Explaining the mechanism behind a genetic disease involves two phases, collecting and analyzing data associated to the disease, then interpreting those data in the context of biological systems. The objective of this dissertation was to develop a method of integrating complementary datasets surrounding any single biological process, with the goal of presenting the response to a signal in terms of a set of downstream biological effects. This dissertation specifically tests the hypothesis that computational projection methods overlaid with domain expertise can direct research towards relevant systems-level signals underlying complex genetic disease. To this end, I developed a software algorithm named Geneset Enrichment and Projection Displays (GSEPD) that can visualize multidimensional genetic expression to identify the biologically relevant gene sets that are altered in response to a biological process. This dissertation highlights a problem of data interpretation facing the medical research community, and shows how computational sciences can help. By bringing annotation and expression datasets together, a new analytical and software method was produced that helps unravel complicated experimental and biological data. The dissertation shows four coauthored studies where the experts in their field have desired to annotate functional significance to a gene-centric experiment.
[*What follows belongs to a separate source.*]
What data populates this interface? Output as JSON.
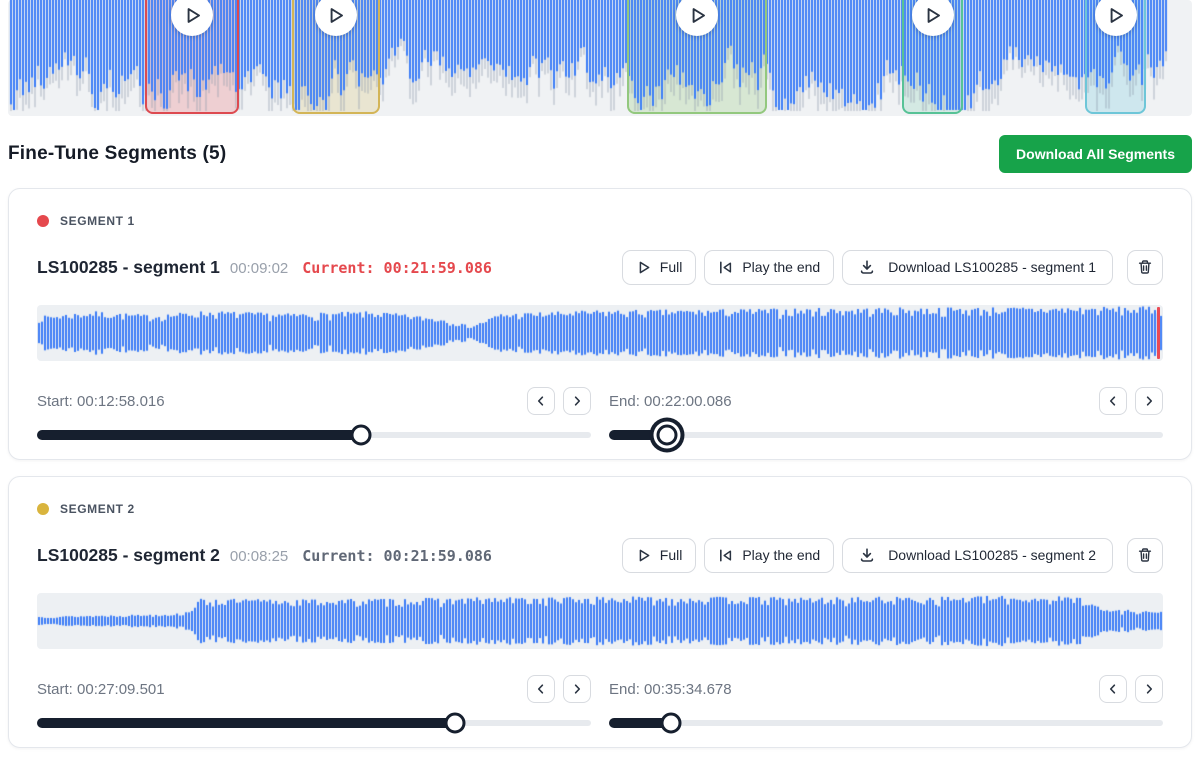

Using GSEPD to show inherently high dimensional data as a simple colored graph, a subspace vector projection directly calculated how each sample behaves like test conditions. The end-user medical researcher understands their data as a series of somewhat-independent subsystems, and GSEPD provides a dimensionality reduction for high throughput experiments of limited sample size. Gene Ontology analyses are accessible on a sample-to-sample level, and this work highlights not just the expected biological systems, but many annotated results available in vast online databases.